科学へジャンプ!報告
半田 ゆり

科学へジャンプ!報告 半田 ゆり
日時:
2014年12月7日(日)8:35−16:00
場所:
筑波大学附属視覚特別支援学校
主催:
東京大学大学院博士課程教育リーディングプログラム「多文化共生・統合人間学プログラム(IHS)」教育プロジェクト3「科学技術と共生社会」
協力:
認定NPO法人サイエンス・アクセシビリティ・ネット「科学へジャンプ・イン・東京2014」

2014年12月7日(日)、IHSプロジェクト3「科学技術と共生社会」の協力にもとづき、IHSプログラム生による自主企画として、「科学へジャンプ・イン・東京2014」への学生ボランティア参加を行った。

「科学へジャンプ!」とは、様々なレベルの視覚障害を持つ小中高生に、視覚のみに頼らない方法を用いた様々なワークショップを通じ、科学の面白さを伝える機会を提供するイベントである。「科学へジャンプ!」は、夏期のキャンプ、全国版、地方版など複数の活動があるが、今回我々が参加したのは、関東近郊の生徒が参加する「科学へジャンプ・イン・東京」である。

企画者は、11月16日に行われた科学へジャンプ!実行委員会への出席を経た上で、当日7名の学生とともに、参加した60名あまりの生徒の誘導を行った。22のワークショップが午前と午後に分けて行われ、誘導後は各自がそれぞれのワークショップを見学させていただいた。

科学へジャンプ!報告 半田ゆり

印象深かったのは、「健常者の」生徒を想定して組まれた初等教育のメソッドにおける視覚が関わる部分を、単に視覚以外の触覚や聴覚を使うものへと置き換えただけでは、視覚障害を持つ生徒への教育は完成しないということである。たとえば、墨字で書かれた教科書を点字や拡大文字に翻訳すれば、そこから生徒が得られる情報量は同じかもしれない。だが、視覚が情報取得において圧倒的に優位におかれた社会の中では、「目で見て確かめる」ことによって、文字によって得られた「予想」と現実との一致や相違を判断することが当たり前の経験とされている。子どもはそうした判断を繰り返すことによって、知識を身につけるのではないか。そうした社会において、視覚以外の感覚による情報保障がなされなければ、視覚になんらかの障害をもつ子どもは、判断の機会を与えられることがなくなってしまうのである。生徒がアクセス可能な仕方で情報を提示した上で、それらの情報と、文字によって「知っている」こととの連関を思考させることを、「科学へジャンプ!」のワークショップ設計は目指していたように思う。葛西臨海水族園から運ばれた一匹の本物のクロマグロを全身なで回しながら、ある生徒が「(マグロが)イメージしていたのと違った!」と嬉しそうに話していた姿を見て、以上のことを痛感した。

障害とは何だろうか。「視覚障害」という言葉には、「健常者と比べて、視覚という機能が欠損している」というイメージが付与されてはいないだろうか。アンモナイトの化石を触ってその生態を想像したり、アメンボが浮く仕組みを水を使った簡易モデルでの測定を通じて考えたり、スピーカーをガラスや粘土等の様々な材質の箱に入れ、音が波動として伝播する性質を理解しようとしたりする生徒達と接すると、彼らに何かの器官や知覚が欠損しているというよりも、むしろこう言ってよければ、視覚に頼って生きている人間と単に異なるやり方で世界を経験しているのではないかと思わずにはいられなかった。それぞれの経験のやり方に適した機会が与えられるのは至極当然のことである。筆者は今回の「科学へジャンプ!」への参加を通じて初めてそのことに気がつくことができた。

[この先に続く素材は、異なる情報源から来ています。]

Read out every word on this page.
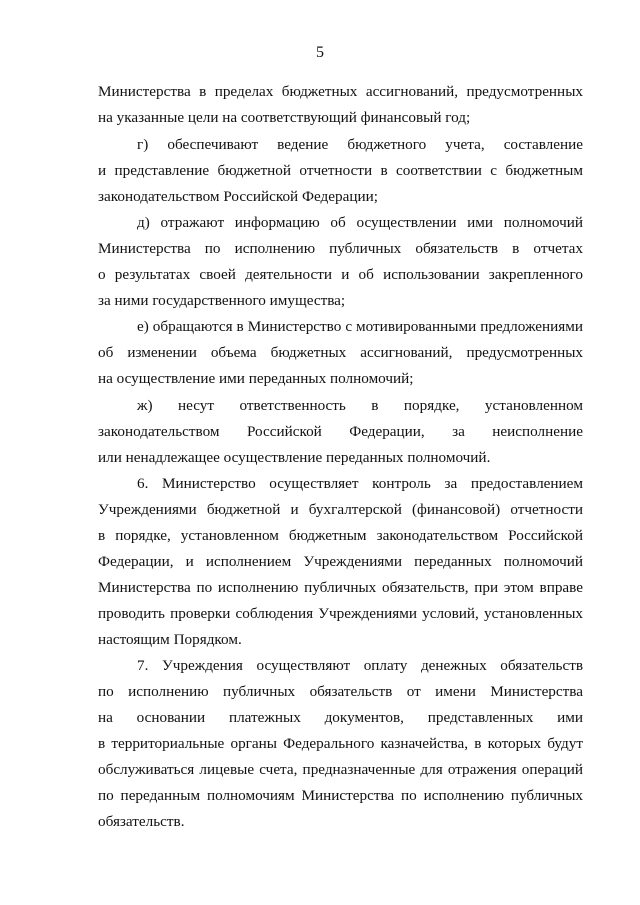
5
Министерства в пределах бюджетных ассигнований, предусмотренных
на указанные цели на соответствующий финансовый год;
г) обеспечивают ведение бюджетного учета, составление
и представление бюджетной отчетности в соответствии с бюджетным
законодательством Российской Федерации;
д) отражают информацию об осуществлении ими полномочий
Министерства по исполнению публичных обязательств в отчетах
о результатах своей деятельности и об использовании закрепленного
за ними государственного имущества;
е) обращаются в Министерство с мотивированными предложениями
об изменении объема бюджетных ассигнований, предусмотренных
на осуществление ими переданных полномочий;
ж) несут ответственность в порядке, установленном
законодательством Российской Федерации, за неисполнение
или ненадлежащее осуществление переданных полномочий.
6. Министерство осуществляет контроль за предоставлением
Учреждениями бюджетной и бухгалтерской (финансовой) отчетности
в порядке, установленном бюджетным законодательством Российской
Федерации, и исполнением Учреждениями переданных полномочий
Министерства по исполнению публичных обязательств, при этом вправе
проводить проверки соблюдения Учреждениями условий, установленных
настоящим Порядком.
7. Учреждения осуществляют оплату денежных обязательств
по исполнению публичных обязательств от имени Министерства
на основании платежных документов, представленных ими
в территориальные органы Федерального казначейства, в которых будут
обслуживаться лицевые счета, предназначенные для отражения операций
по переданным полномочиям Министерства по исполнению публичных
обязательств.
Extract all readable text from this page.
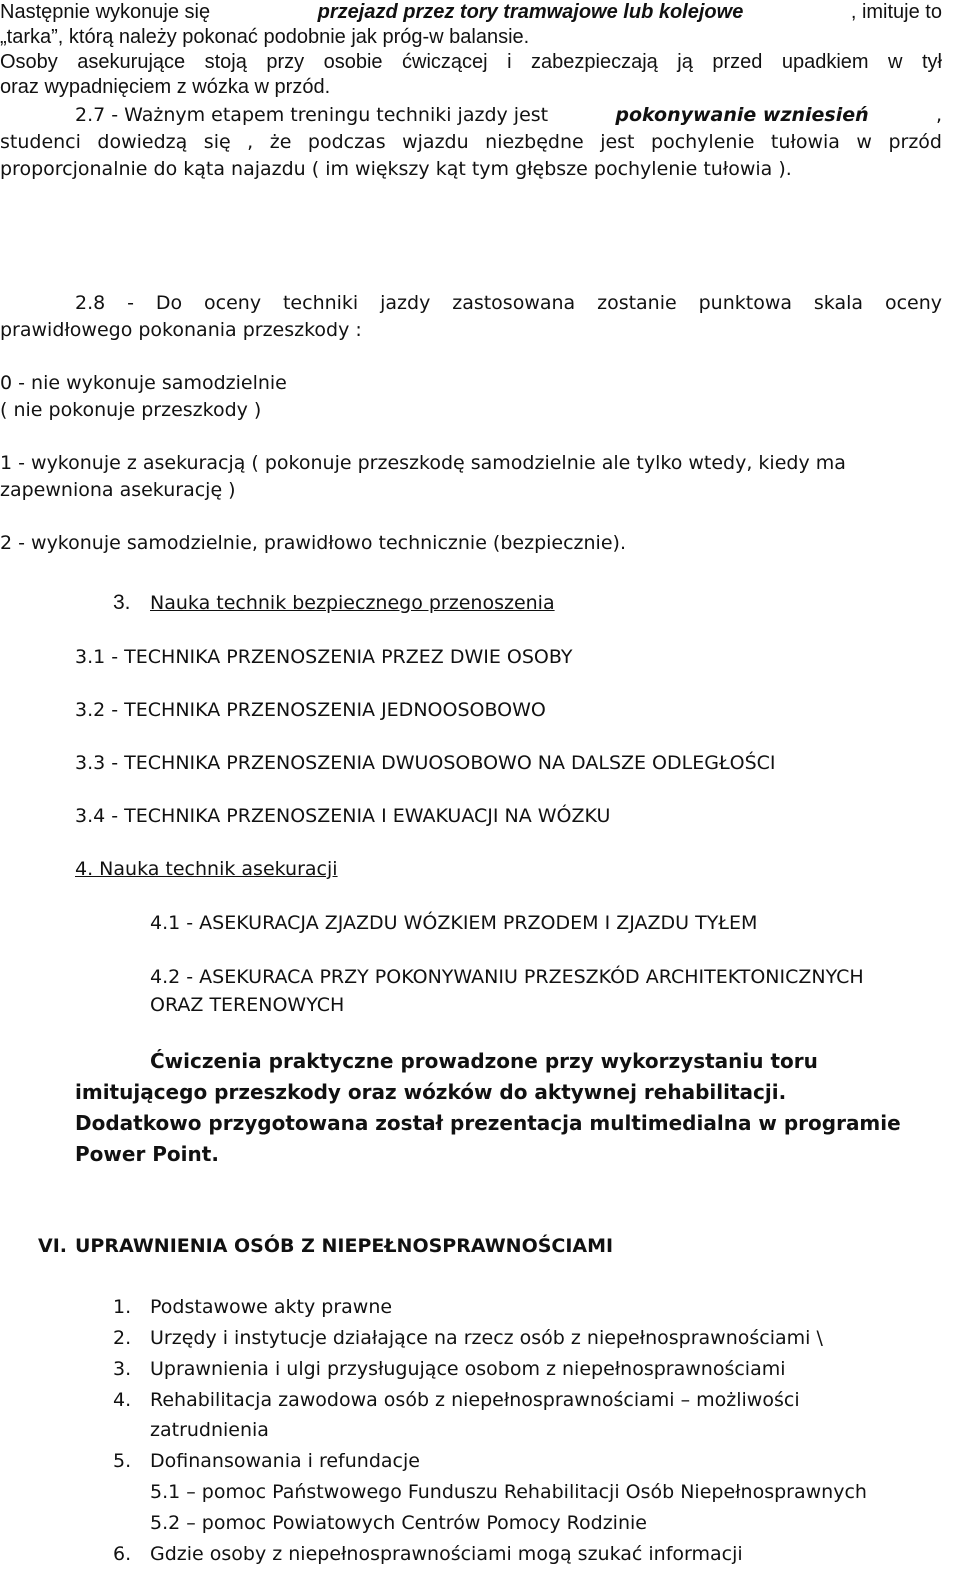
Następnie wykonuje się	przejazd przez tory tramwajowe lub kolejowe	, imituje to
„tarka”, którą należy pokonać podobnie jak próg-w balansie.
Osoby asekurujące stoją przy osobie ćwiczącej i zabezpieczają ją przed upadkiem w tył
oraz wypadnięciem z wózka w przód.
2.7 - Ważnym etapem treningu techniki jazdy jest	pokonywanie wzniesień	,
studenci dowiedzą się , że podczas wjazdu niezbędne jest pochylenie tułowia w przód
proporcjonalnie do kąta najazdu ( im większy kąt tym głębsze pochylenie tułowia ).
2.8 - Do oceny techniki jazdy zastosowana zostanie punktowa skala oceny
prawidłowego pokonania przeszkody :
0 - nie wykonuje samodzielnie
( nie pokonuje przeszkody )
1 - wykonuje z asekuracją ( pokonuje przeszkodę samodzielnie ale tylko wtedy, kiedy ma
zapewniona asekurację )
2 - wykonuje samodzielnie, prawidłowo technicznie (bezpiecznie).
3. Nauka technik bezpiecznego przenoszenia
3.1 - TECHNIKA PRZENOSZENIA PRZEZ DWIE OSOBY
3.2 - TECHNIKA PRZENOSZENIA JEDNOOSOBOWO
3.3 - TECHNIKA PRZENOSZENIA DWUOSOBOWO NA DALSZE ODLEGŁOŚCI
3.4 - TECHNIKA PRZENOSZENIA I EWAKUACJI NA WÓZKU
4. Nauka technik asekuracji
4.1 - ASEKURACJA ZJAZDU WÓZKIEM PRZODEM I ZJAZDU TYŁEM
4.2 - ASEKURACA PRZY POKONYWANIU PRZESZKÓD ARCHITEKTONICZNYCH
ORAZ TERENOWYCH
Ćwiczenia praktyczne prowadzone przy wykorzystaniu toru
imitującego przeszkody oraz wózków do aktywnej rehabilitacji.
Dodatkowo przygotowana został prezentacja multimedialna w programie
Power Point.
VI. UPRAWNIENIA OSÓB Z NIEPEŁNOSPRAWNOŚCIAMI
1. Podstawowe akty prawne
2. Urzędy i instytucje działające na rzecz osób z niepełnosprawnościami \
3. Uprawnienia i ulgi przysługujące osobom z niepełnosprawnościami
4. Rehabilitacja zawodowa osób z niepełnosprawnościami – możliwości
zatrudnienia
5. Dofinansowania i refundacje
5.1 – pomoc Państwowego Funduszu Rehabilitacji Osób Niepełnosprawnych
5.2 – pomoc Powiatowych Centrów Pomocy Rodzinie
6. Gdzie osoby z niepełnosprawnościami mogą szukać informacji
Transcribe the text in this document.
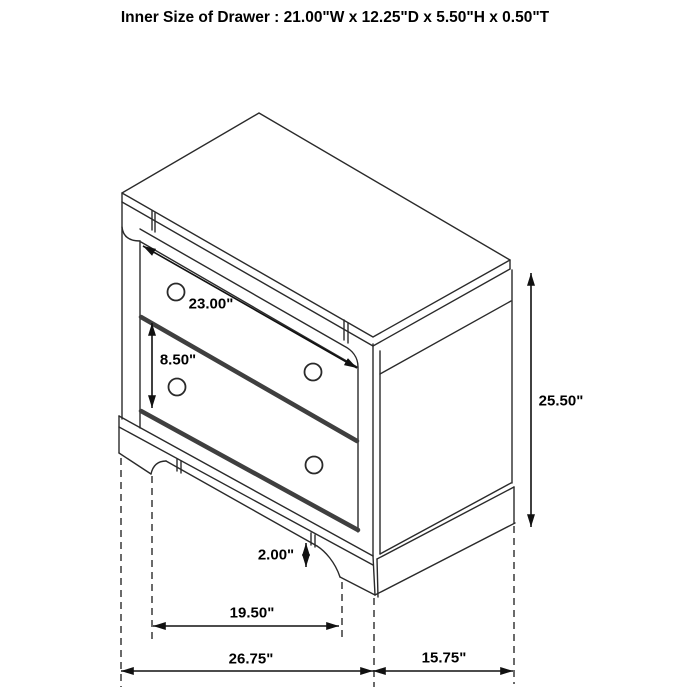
Inner Size of Drawer : 21.00"W x 12.25"D x 5.50"H x 0.50"T
23.00"
8.50"
25.50"
2.00"
19.50"
26.75"	15.75"
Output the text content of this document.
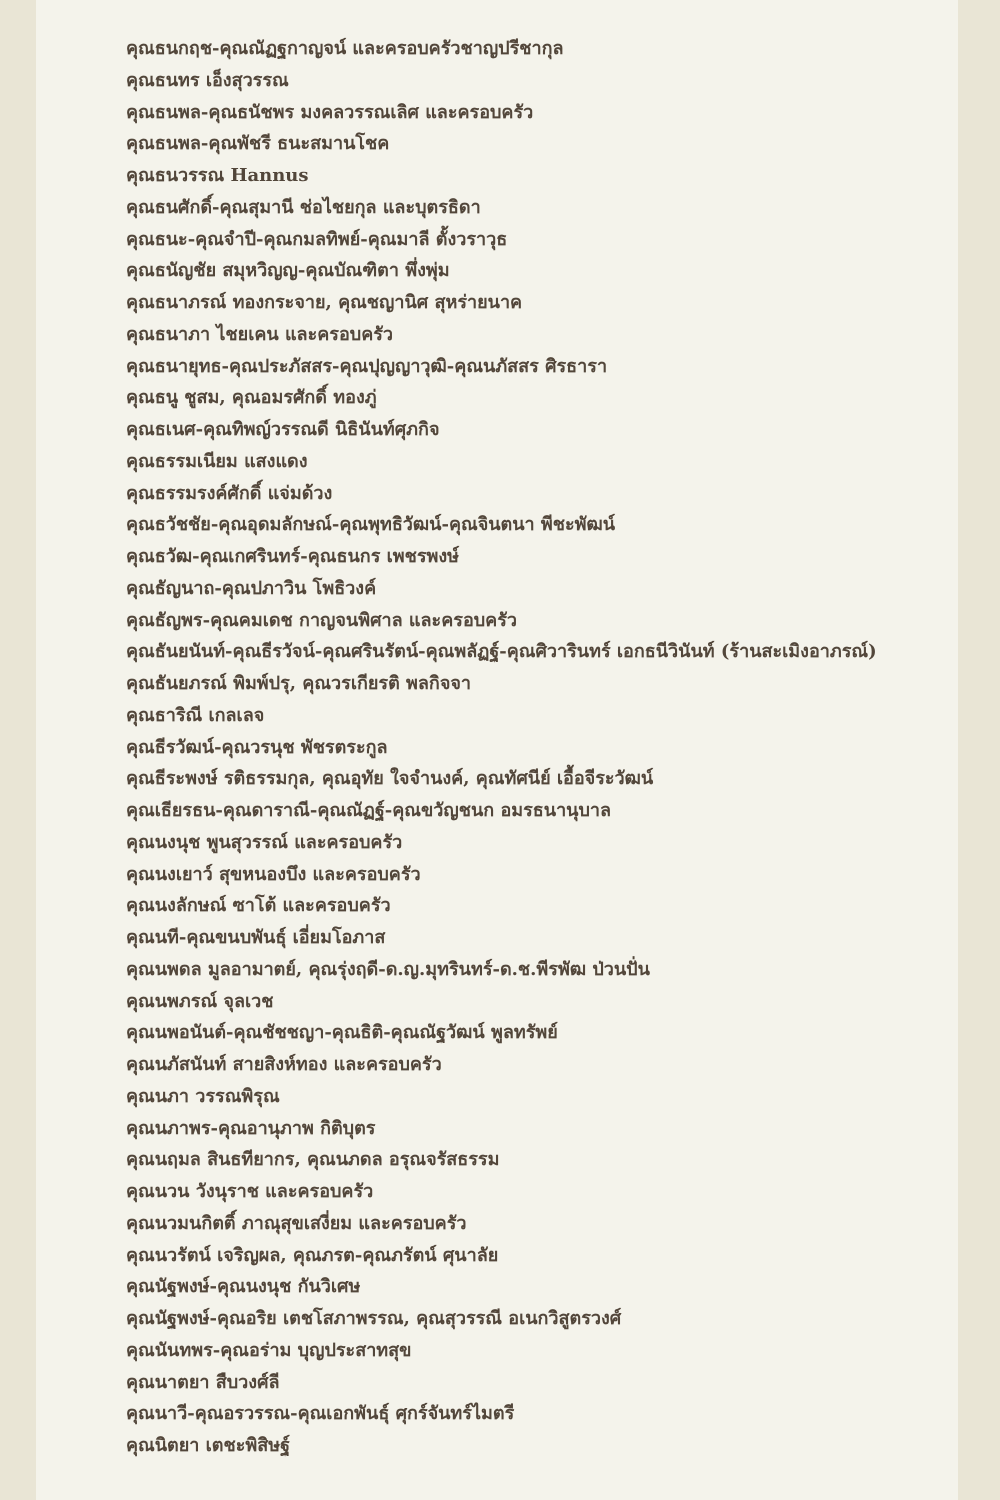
คุณธนกฤช-คุณณัฏฐกาญจน์ และครอบครัวชาญปรีชากุล
คุณธนทร เอ็งสุวรรณ
คุณธนพล-คุณธนัชพร มงคลวรรณเลิศ และครอบครัว
คุณธนพล-คุณพัชรี ธนะสมานโชค
คุณธนวรรณ Hannus
คุณธนศักดิ์-คุณสุมานี ช่อไชยกุล และบุตรธิดา
คุณธนะ-คุณจำปี-คุณกมลทิพย์-คุณมาลี ตั้งวราวุธ
คุณธนัญชัย สมุหวิญญ-คุณบัณฑิตา พึ่งพุ่ม
คุณธนาภรณ์ ทองกระจาย, คุณชญานิศ สุหร่ายนาค
คุณธนาภา ไชยเคน และครอบครัว
คุณธนายุทธ-คุณประภัสสร-คุณปุญญาวุฒิ-คุณนภัสสร ศิรธารา
คุณธนู ชูสม, คุณอมรศักดิ์ ทองภู่
คุณธเนศ-คุณทิพญ์วรรณดี นิธินันท์ศุภกิจ
คุณธรรมเนียม แสงแดง
คุณธรรมรงค์ศักดิ์ แจ่มด้วง
คุณธวัชชัย-คุณอุดมลักษณ์-คุณพุทธิวัฒน์-คุณจินตนา พีชะพัฒน์
คุณธวัฒ-คุณเกศรินทร์-คุณธนกร เพชรพงษ์
คุณธัญนาถ-คุณปภาวิน โพธิวงค์
คุณธัญพร-คุณคมเดช กาญจนพิศาล และครอบครัว
คุณธันยนันท์-คุณธีรวัจน์-คุณศรินรัตน์-คุณพลัฏฐ์-คุณศิวารินทร์ เอกธนีวินันท์ (ร้านสะเมิงอาภรณ์)
คุณธันยภรณ์ พิมพ์ปรุ, คุณวรเกียรติ พลกิจจา
คุณธาริณี เกลเลจ
คุณธีรวัฒน์-คุณวรนุช พัชรตระกูล
คุณธีระพงษ์ รติธรรมกุล, คุณอุทัย ใจจำนงค์, คุณทัศนีย์ เอื้อจีระวัฒน์
คุณเธียรธน-คุณดาราณี-คุณณัฏฐ์-คุณขวัญชนก อมรธนานุบาล
คุณนงนุช พูนสุวรรณ์ และครอบครัว
คุณนงเยาว์ สุขหนองบึง และครอบครัว
คุณนงลักษณ์ ซาโต้ และครอบครัว
คุณนที-คุณขนบพันธุ์ เอี่ยมโอภาส
คุณนพดล มูลอามาตย์, คุณรุ่งฤดี-ด.ญ.มุทรินทร์-ด.ช.พีรพัฒ ป่วนปั่น
คุณนพภรณ์ จุลเวช
คุณนพอนันต์-คุณชัชชญา-คุณธิติ-คุณณัฐวัฒน์ พูลทรัพย์
คุณนภัสนันท์ สายสิงห์ทอง และครอบครัว
คุณนภา วรรณพิรุณ
คุณนภาพร-คุณอานุภาพ กิติบุตร
คุณนฤมล สินธทียากร, คุณนภดล อรุณจรัสธรรม
คุณนวน วังนุราช และครอบครัว
คุณนวมนกิตติ์ ภาณุสุขเสงี่ยม และครอบครัว
คุณนวรัตน์ เจริญผล, คุณภรต-คุณภรัตน์ ศุนาลัย
คุณนัฐพงษ์-คุณนงนุช กันวิเศษ
คุณนัฐพงษ์-คุณอริย เตชโสภาพรรณ, คุณสุวรรณี อเนกวิสูตรวงศ์
คุณนันทพร-คุณอร่าม บุญประสาทสุข
คุณนาตยา สืบวงศ์ลี
คุณนาวี-คุณอรวรรณ-คุณเอกพันธุ์ ศุกร์จันทร์ไมตรี
คุณนิตยา เตชะพิสิษฐ์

また今回、科学へジャンプ!への参加は、図らずもIHSプログラム生自主企画の最初の例となった。企画者は事前の準備等の段階でプロジェクト3のスタッフの方々に多大な協力を頂いた。ここに記して感謝を申し上げるとともに、今回の経験が次回以降の学生自主企画運営において有益なものとなるよう、努力したいと考えている。